The team analysed zircons around Toba, minerals that are produced by explosive volcanic eruptions, providing them with a timeline of the eruptions and the buildup of magma preceding them.
They estimate that around 320 square kilometres (124 square miles) of magma could be lurking beneath Lake Toba today, a body of water which occupies the supervolcano’s caldera created by previous eruptions.
“We can see that this island is gradually increasing in height, indicating that the volcano is active and that magma is accumulating underneath,” said Liu.
The issue, noted scientist Luca Carrichi, is that the study “shows that no extreme events occur before a super-eruption”, meaning in theory, Toba could blow at any moment.
“[It] suggests that signs of an impending super-eruption, such as a significant increase in earthquakes or rapid ground uplift, might not be as obvious as pictured in disaster movies by the film industry,” he told the publication.
“At Toba volcano, everything is happening silently underground, and the analysis of the zircons now gives us an idea of what is to come.”
In another study published that same year, associate Professor Martin Danisik from Curtin University in Australia and his team found that “eruptions can occur even if no liquid magma is found”.

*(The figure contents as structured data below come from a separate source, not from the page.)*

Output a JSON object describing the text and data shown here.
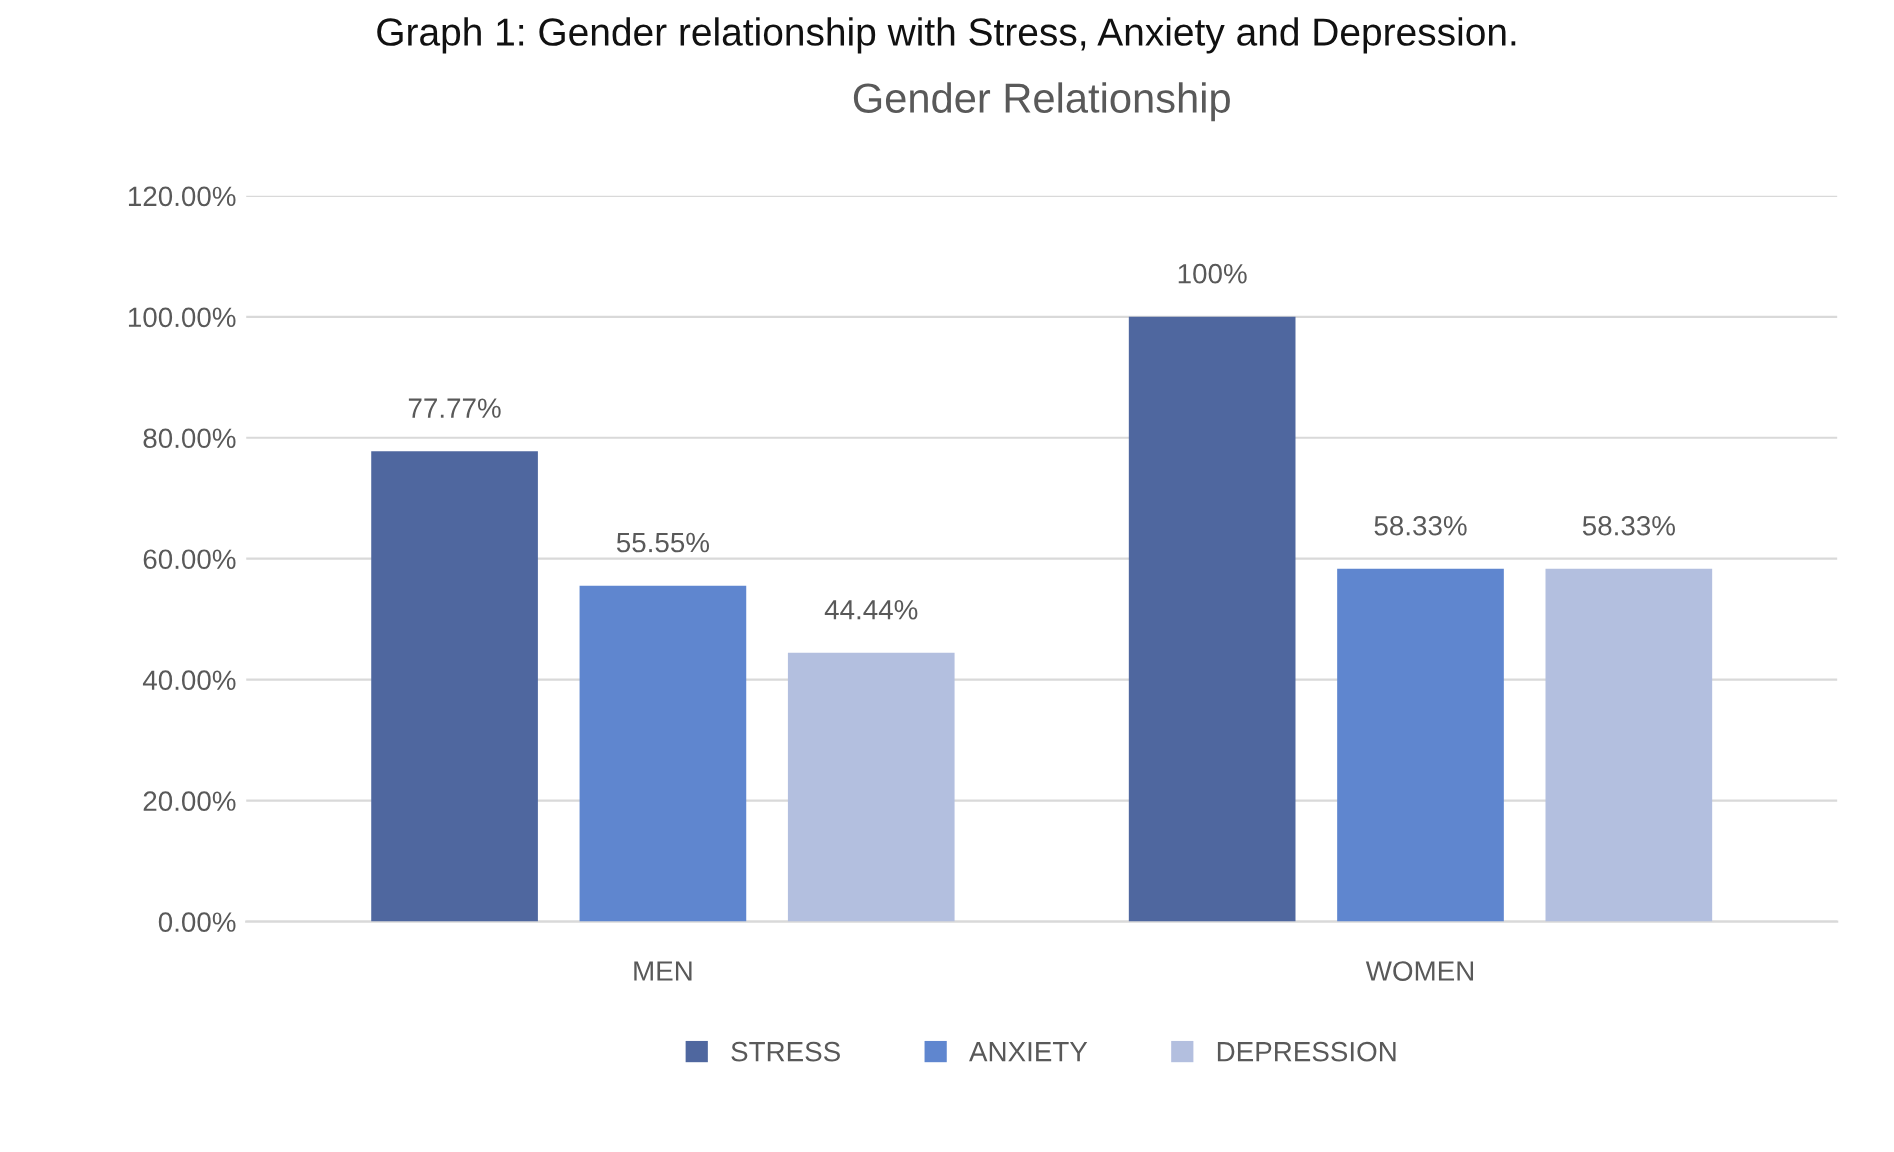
{
  "chart_data": {
    "type": "bar",
    "title": "Gender Relationship",
    "annotations": [
      "Graph 1: Gender relationship with Stress, Anxiety and Depression."
    ],
    "categories": [
      "MEN",
      "WOMEN"
    ],
    "series": [
      {
        "name": "STRESS",
        "color": "#4f679f",
        "values": [
          77.77,
          100
        ],
        "value_labels": [
          "77.77%",
          "100%"
        ]
      },
      {
        "name": "ANXIETY",
        "color": "#5f86cf",
        "values": [
          55.55,
          58.33
        ],
        "value_labels": [
          "55.55%",
          "58.33%"
        ]
      },
      {
        "name": "DEPRESSION",
        "color": "#b3bfdf",
        "values": [
          44.44,
          58.33
        ],
        "value_labels": [
          "44.44%",
          "58.33%"
        ]
      }
    ],
    "ylim": [
      0,
      120
    ],
    "yticks": [
      {
        "value": 0,
        "label": "0.00%"
      },
      {
        "value": 20,
        "label": "20.00%"
      },
      {
        "value": 40,
        "label": "40.00%"
      },
      {
        "value": 60,
        "label": "60.00%"
      },
      {
        "value": 80,
        "label": "80.00%"
      },
      {
        "value": 100,
        "label": "100.00%"
      },
      {
        "value": 120,
        "label": "120.00%"
      }
    ],
    "grid": "y",
    "legend": "bottom"
  }
}
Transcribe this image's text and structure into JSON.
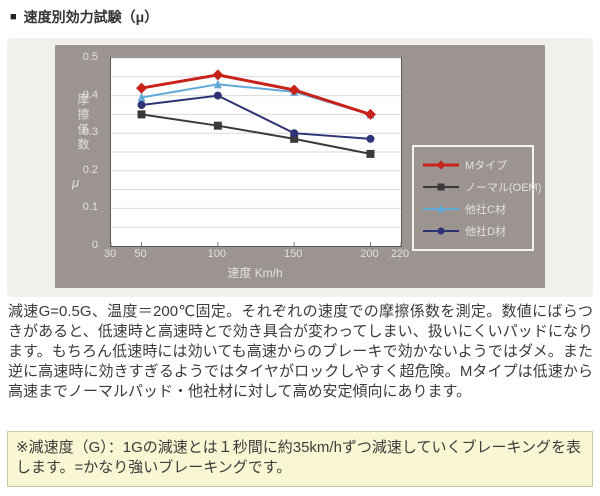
{
  "title": {
    "bullet": "■",
    "text": "速度別効力試験（μ）"
  },
  "chart_data": {
    "type": "line",
    "x": [
      50,
      100,
      150,
      200
    ],
    "xticks": [
      30,
      50,
      100,
      150,
      200,
      220
    ],
    "xlim": [
      30,
      220
    ],
    "ylim": [
      0,
      0.5
    ],
    "yticks": [
      0,
      0.1,
      0.2,
      0.3,
      0.4,
      0.5
    ],
    "grid_step": 0.05,
    "xlabel": "速度 Km/h",
    "ylabel": "摩擦係数",
    "ylabel_unit": "μ",
    "legend_position": "right-bottom",
    "grid": true,
    "draw_order": [
      1,
      2,
      3,
      0
    ],
    "series": [
      {
        "name": "Mタイプ",
        "color": "#c8231b",
        "marker": "diamond",
        "line_width": 3,
        "values": [
          0.42,
          0.455,
          0.415,
          0.35
        ]
      },
      {
        "name": "ノーマル(OEM)",
        "color": "#3a3a3a",
        "marker": "square",
        "line_width": 2,
        "values": [
          0.35,
          0.32,
          0.285,
          0.245
        ]
      },
      {
        "name": "他社C材",
        "color": "#64aad8",
        "marker": "triangle",
        "line_width": 2,
        "values": [
          0.395,
          0.43,
          0.41,
          0.35
        ]
      },
      {
        "name": "他社D材",
        "color": "#2e3376",
        "marker": "circle",
        "line_width": 2,
        "values": [
          0.375,
          0.4,
          0.3,
          0.285
        ]
      }
    ]
  },
  "description": "減速G=0.5G、温度＝200℃固定。それぞれの速度での摩擦係数を測定。数値にばらつきがあると、低速時と高速時とで効き具合が変わってしまい、扱いにくいパッドになります。もちろん低速時には効いても高速からのブレーキで効かないようではダメ。また逆に高速時に効きすぎるようではタイヤがロックしやすく超危険。Mタイプは低速から高速までノーマルパッド・他社材に対して高め安定傾向にあります。",
  "note": "※減速度（G）：1Gの減速とは１秒間に約35km/hずつ減速していくブレーキングを表します。=かなり強いブレーキングです。",
  "colors": {
    "panel": "#9b9490",
    "band": "#f1f0ed",
    "grid": "#d9d9d9",
    "tick_text": "#e3e1dc",
    "note_bg": "#f9f7d3",
    "note_border": "#c9c9a8",
    "accent_red": "#c8231b"
  }
}
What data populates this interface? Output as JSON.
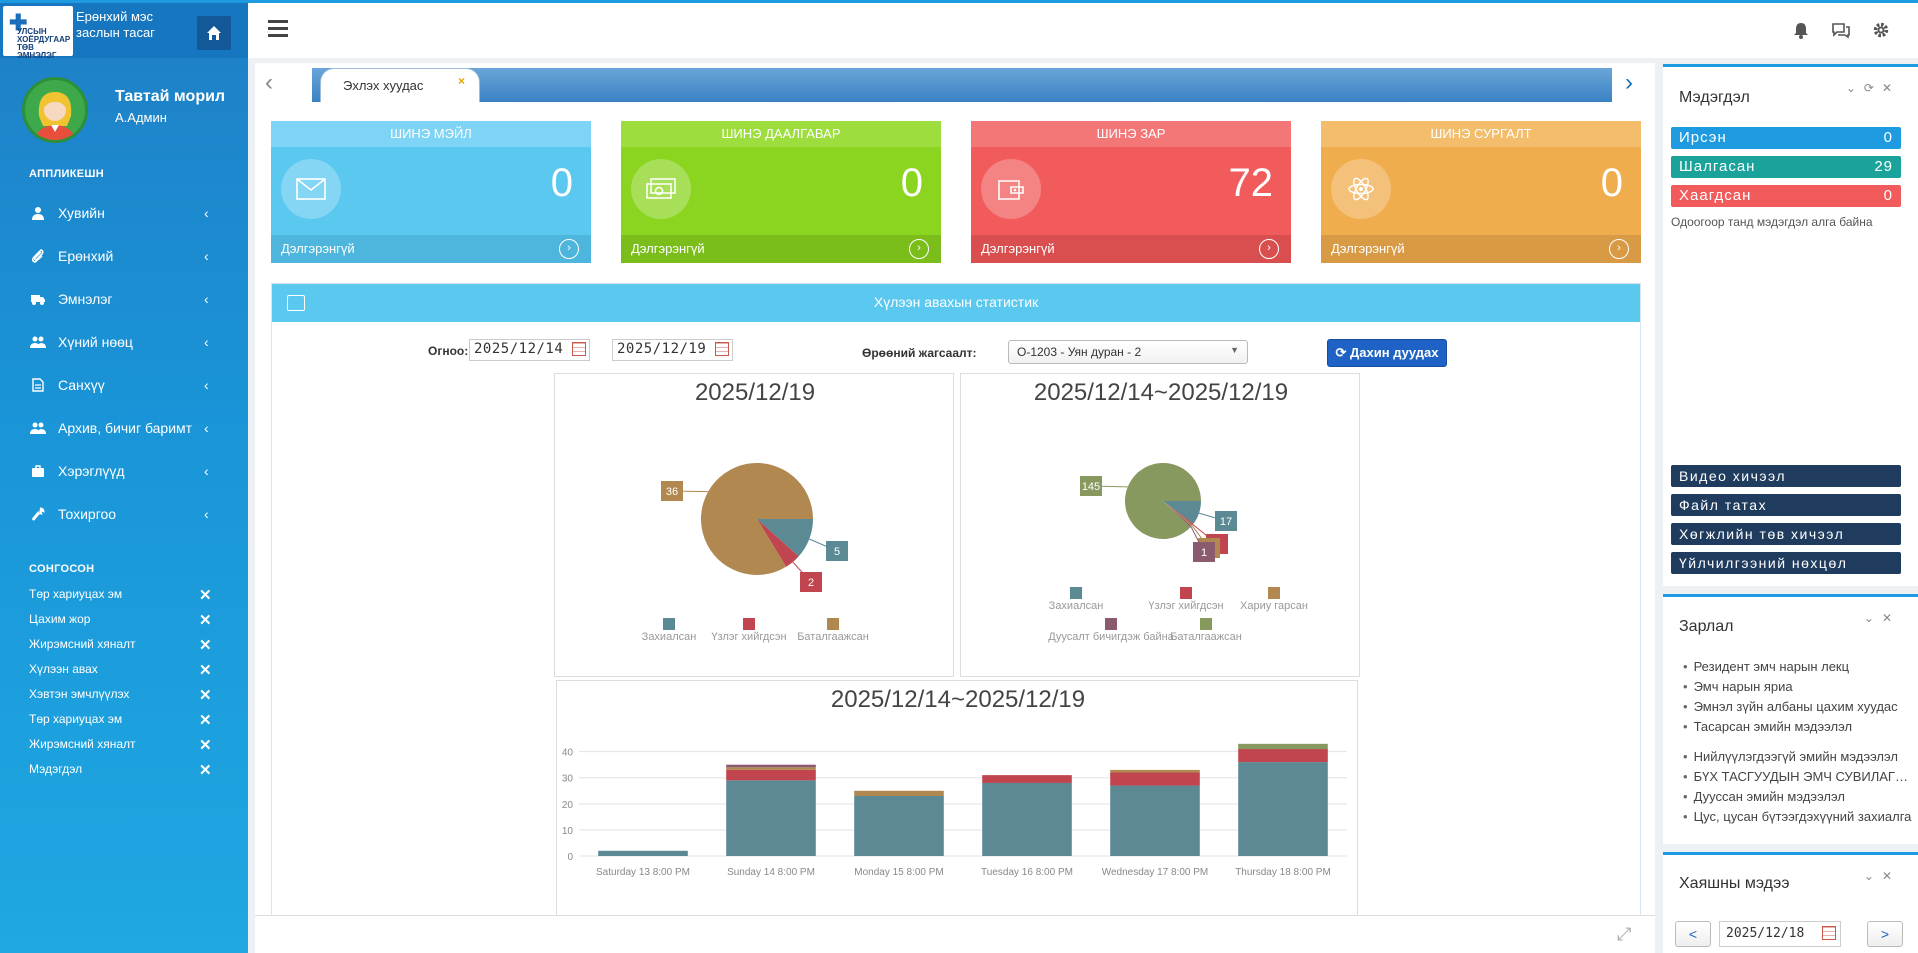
{
  "brand": {
    "title": "Ерөнхий мэс заслын тасаг",
    "logo_text": "УЛСЫН ХОЁРДУГААР ТӨВ ЭМНЭЛЭГ"
  },
  "user": {
    "welcome": "Тавтай морил",
    "name": "А.Админ"
  },
  "sidebar": {
    "section_title": "АППЛИКЕШН",
    "items": [
      {
        "label": "Хувийн",
        "icon": "user-icon"
      },
      {
        "label": "Ерөнхий",
        "icon": "paperclip-icon"
      },
      {
        "label": "Эмнэлэг",
        "icon": "ambulance-icon"
      },
      {
        "label": "Хүний нөөц",
        "icon": "users-icon"
      },
      {
        "label": "Санхүү",
        "icon": "document-icon"
      },
      {
        "label": "Архив, бичиг баримт",
        "icon": "users-icon"
      },
      {
        "label": "Хэрэглүүд",
        "icon": "briefcase-icon"
      },
      {
        "label": "Тохиргоо",
        "icon": "wrench-icon"
      }
    ],
    "favorites_title": "СОНГОСОН",
    "favorites": [
      "Төр хариуцах эм",
      "Цахим жор",
      "Жирэмсний хяналт",
      "Хүлээн авах",
      "Хэвтэн эмчлүүлэх",
      "Төр хариуцах эм",
      "Жирэмсний хяналт",
      "Мэдэгдэл"
    ]
  },
  "tabs": {
    "home_label": "Эхлэх хуудас",
    "close": "×"
  },
  "cards": [
    {
      "title": "ШИНЭ МЭЙЛ",
      "value": "0",
      "footer": "Дэлгэрэнгүй",
      "color": "#5bc8f0",
      "head": "#7dd4f4",
      "foot": "#4eb6dd",
      "icon": "envelope-icon"
    },
    {
      "title": "ШИНЭ ДААЛГАВАР",
      "value": "0",
      "footer": "Дэлгэрэнгүй",
      "color": "#8bd420",
      "head": "#9ddd3e",
      "foot": "#7bbd1b",
      "icon": "money-icon"
    },
    {
      "title": "ШИНЭ ЗАР",
      "value": "72",
      "footer": "Дэлгэрэнгүй",
      "color": "#f15b5b",
      "head": "#f47777",
      "foot": "#d94f4f",
      "icon": "wallet-icon"
    },
    {
      "title": "ШИНЭ СУРГАЛТ",
      "value": "0",
      "footer": "Дэлгэрэнгүй",
      "color": "#f0ad4e",
      "head": "#f3bd6b",
      "foot": "#d99a45",
      "icon": "atom-icon"
    }
  ],
  "stats": {
    "title": "Хүлээн авахын статистик",
    "date_label": "Огноо:",
    "date_from": "2025/12/14",
    "date_to": "2025/12/19",
    "dept_label": "Өрөөний жагсаалт:",
    "dept_value": "О-1203 - Уян дуран - 2",
    "reload_label": "Дахин дуудах"
  },
  "chart_data": [
    {
      "type": "pie",
      "title": "2025/12/19",
      "labels": [
        "Захиалсан",
        "Үзлэг хийгдсэн",
        "Баталгаажсан"
      ],
      "values": [
        5,
        2,
        36
      ],
      "colors": [
        "#5b8a94",
        "#c0454e",
        "#b08850"
      ]
    },
    {
      "type": "pie",
      "title": "2025/12/14~2025/12/19",
      "labels": [
        "Захиалсан",
        "Үзлэг хийгдсэн",
        "Хариу гарсан",
        "Дуусалт бичигдэж байна",
        "Баталгаажсан"
      ],
      "values": [
        17,
        1,
        1,
        1,
        145
      ],
      "colors": [
        "#5b8a94",
        "#c0454e",
        "#b08850",
        "#8a5a6e",
        "#87995e"
      ]
    },
    {
      "type": "bar",
      "stacked": true,
      "title": "2025/12/14~2025/12/19",
      "categories": [
        "Saturday 13 8:00 PM",
        "Sunday 14 8:00 PM",
        "Monday 15 8:00 PM",
        "Tuesday 16 8:00 PM",
        "Wednesday 17 8:00 PM",
        "Thursday 18 8:00 PM"
      ],
      "yticks": [
        0,
        10,
        20,
        30,
        40
      ],
      "ylim": [
        0,
        46
      ],
      "series": [
        {
          "values": [
            2,
            29,
            23,
            28,
            27,
            36
          ],
          "color": "#5b8a94"
        },
        {
          "values": [
            0,
            4,
            0,
            3,
            5,
            5
          ],
          "color": "#c0454e"
        },
        {
          "values": [
            0,
            1,
            2,
            0,
            1,
            0
          ],
          "color": "#b08850"
        },
        {
          "values": [
            0,
            1,
            0,
            0,
            0,
            0
          ],
          "color": "#8a5a6e"
        },
        {
          "values": [
            0,
            0,
            0,
            0,
            0,
            2
          ],
          "color": "#87995e"
        }
      ]
    }
  ],
  "notifications": {
    "title": "Мэдэгдэл",
    "items": [
      {
        "label": "Ирсэн",
        "value": "0",
        "color": "#1e9be0"
      },
      {
        "label": "Шалгасан",
        "value": "29",
        "color": "#19a39a"
      },
      {
        "label": "Хаагдсан",
        "value": "0",
        "color": "#f15b5b"
      }
    ],
    "empty_text": "Одоогоор танд мэдэгдэл алга байна",
    "links": [
      "Видео хичээл",
      "Файл татах",
      "Хөгжлийн төв хичээл",
      "Үйлчилгээний нөхцөл"
    ]
  },
  "announcements": {
    "title": "Зарлал",
    "items": [
      "Резидент эмч нарын лекц",
      "Эмч нарын яриа",
      "Эмнэл зүйн албаны цахим хуудас",
      "Тасарсан эмийн мэдээлэл",
      "Нийлүүлэгдээгүй эмийн мэдээлэл",
      "БҮХ ТАСГУУДЫН ЭМЧ СУВИЛАГЧ НАРЫН",
      "Дууссан эмийн мэдээлэл",
      "Цус, цусан бүтээгдэхүүний захиалга"
    ]
  },
  "weather": {
    "title": "Хаяшны мэдээ",
    "date": "2025/12/18",
    "prev": "<",
    "next": ">"
  }
}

Writing in the study, Prof Danisik noted that “the concept of what is ‘eruptible’ needs to be re-evaluated”.
While supervolcanoes like Toba have erupted multiple times, little to nothing is known about what happened within them during their semi-dormant periods which came at intervals of tens of thousands of years.
“Gaining an understanding of those lengthy dormant periods will determine what we look for in young active supervolcanoes to help us predict future eruptions,” explained Professor Danisik.
“Super-eruptions are among the most catastrophic events in Earth’s history, venting tremendous amounts of magma almost instantaneously. They can impact global climate to the point of tipping the Earth into a ‘volcanic winter’, which is an abnormally cold period that may result in widespread famine and population disruption.
“Learning how supervolcanoes work is important for understanding the future threat of an inevitable super-eruption, which happen about once every 17,000 years.”